Monday, November 24, 2008

Is technology spawning new dating disasters?

In one word: YES!!!

OK, so maybe not disasters, exactly, but I firmly believe the misuse of technology is a common problem in dating relationships nowadays. I hope you'll take a minute to read the article, because I'm going to comment on a few things from it based on this list of recommendations from dating experts:
  1. Turn off cell phones during dates.

    Yes! While I have yet to go out with someone who texts wildly during dinner or a movie, I have spent time with guys who obsessively clutch their phones like it is the source of life energy, and who won't hesitate to answer a call at the table of a restaurant and chat away. Tacky. And, awk-ward, as you sit there staring at your tofu phad thai wondering how long the chit-chat is going to continue. Is this a case of bad manners or a he's just not that into you sitch? I guess it could go either way, but I think there are people who see this as perfectly acceptable behavior. I find it particularly annoying when someone actively pursues time with me, but then spends said time cultivating all their other relationships via phone. What is the point here?

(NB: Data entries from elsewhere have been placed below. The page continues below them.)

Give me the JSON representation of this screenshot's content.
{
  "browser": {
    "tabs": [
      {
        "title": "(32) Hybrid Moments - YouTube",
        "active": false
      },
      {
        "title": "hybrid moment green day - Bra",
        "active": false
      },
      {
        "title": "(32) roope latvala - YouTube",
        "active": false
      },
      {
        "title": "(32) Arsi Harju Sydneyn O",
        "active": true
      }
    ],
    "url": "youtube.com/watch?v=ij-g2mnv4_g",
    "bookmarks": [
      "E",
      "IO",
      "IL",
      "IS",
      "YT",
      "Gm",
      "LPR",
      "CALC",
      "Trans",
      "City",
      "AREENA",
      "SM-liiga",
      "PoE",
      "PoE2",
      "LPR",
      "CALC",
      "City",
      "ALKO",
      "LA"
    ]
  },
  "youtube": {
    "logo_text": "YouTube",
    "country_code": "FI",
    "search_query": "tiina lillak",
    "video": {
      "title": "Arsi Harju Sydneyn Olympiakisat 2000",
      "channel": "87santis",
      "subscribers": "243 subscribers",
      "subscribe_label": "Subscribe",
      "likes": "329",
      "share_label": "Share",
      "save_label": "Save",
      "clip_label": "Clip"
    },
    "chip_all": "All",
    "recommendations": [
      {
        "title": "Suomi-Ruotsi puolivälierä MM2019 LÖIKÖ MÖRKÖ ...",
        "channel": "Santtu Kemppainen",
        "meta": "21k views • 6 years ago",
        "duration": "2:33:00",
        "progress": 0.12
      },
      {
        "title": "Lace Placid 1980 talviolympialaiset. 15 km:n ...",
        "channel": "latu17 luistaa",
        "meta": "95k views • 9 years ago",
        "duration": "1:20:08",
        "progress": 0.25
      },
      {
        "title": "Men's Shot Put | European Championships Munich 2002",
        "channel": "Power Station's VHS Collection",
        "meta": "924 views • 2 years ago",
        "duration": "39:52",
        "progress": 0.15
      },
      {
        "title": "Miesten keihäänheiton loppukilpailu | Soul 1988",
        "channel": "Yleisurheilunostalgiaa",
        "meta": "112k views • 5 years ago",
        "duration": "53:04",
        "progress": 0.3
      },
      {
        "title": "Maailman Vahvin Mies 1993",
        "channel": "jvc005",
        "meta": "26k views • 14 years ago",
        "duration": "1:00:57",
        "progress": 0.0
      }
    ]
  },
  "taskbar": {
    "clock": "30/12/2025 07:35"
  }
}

    This is true for anyone in my life, actually. I understand the need to have the phone available for emergency situations or special circumstances, but in general I don't take calls or engage in texting while having face time with family or friends. When spending time with someone I care about, I want to be fully present in the moment and give my attention to that individual. This shows respect for that person and the relationship you share, and I find it a lot more fulfilling if our focus is on our time together.


  2. Use text messages solely for sweet nothings.

    Yes! Yes! Yes! I participated in...I guess you'd call it dating...with a guy whose primary mode of communication was by text/IM. Ugh! I'll say it again. UGH! Not fun. For that active avoider, I think it felt like a safer, easier way to communicate. Yeah right. In my eyes, it started to look dodgy, immature, and just plain annoying. Not to mention that it led to a whole slew of ambiguity, misunderstanding, and issues. Don't get me wrong, texting and IMing can be fun ways to communicate, but that's what they should be used for -- fun. When cyber conversations make up the bulk of your relationship, you will have serious problems. Too often, important issues were discussed between us with an IM/text buffer, which meant that the authenticity of the conversation was always in doubt and the meaning of words "said" were often unclear. IM/texting prevented a true connection, which may have been the point for one of us, but it didn't go over well with the me who thrives in truly connected relationships. In the end, though, I had to take responsibility for the fact that I participated in this way of relating, thinking that any form of communication was better than none. It turns out it wasn't. Drama! I learned my lesson, and now I'm committed to cultivating adult relationships where mature relating is valued and used by both parties.

  3. Only address serious matters or break ups on the phone or in-person.

    Did you read above? How do you think that relationship ended? If you guessed cyberly, you're right on the money! Go you. You know, it was what it was, but it won't ever be again. I agree that when you've spent significant time with someone, the decent way to address serious matters is in person, no matter how difficult it is to do. Difficult things are a part of life, especially in relationships. You know this going into it, and I don't think the availability of technology should be a free pass to run from unpleasantness just because you can. That's lame and unfair to both of you. Communicating face to face shows respect for what you share, or shared, with a person, granting proper attention to the importance of the transition you are about to make. It totally says something about your character, and my hope is that good character is a desirable quality for most of us.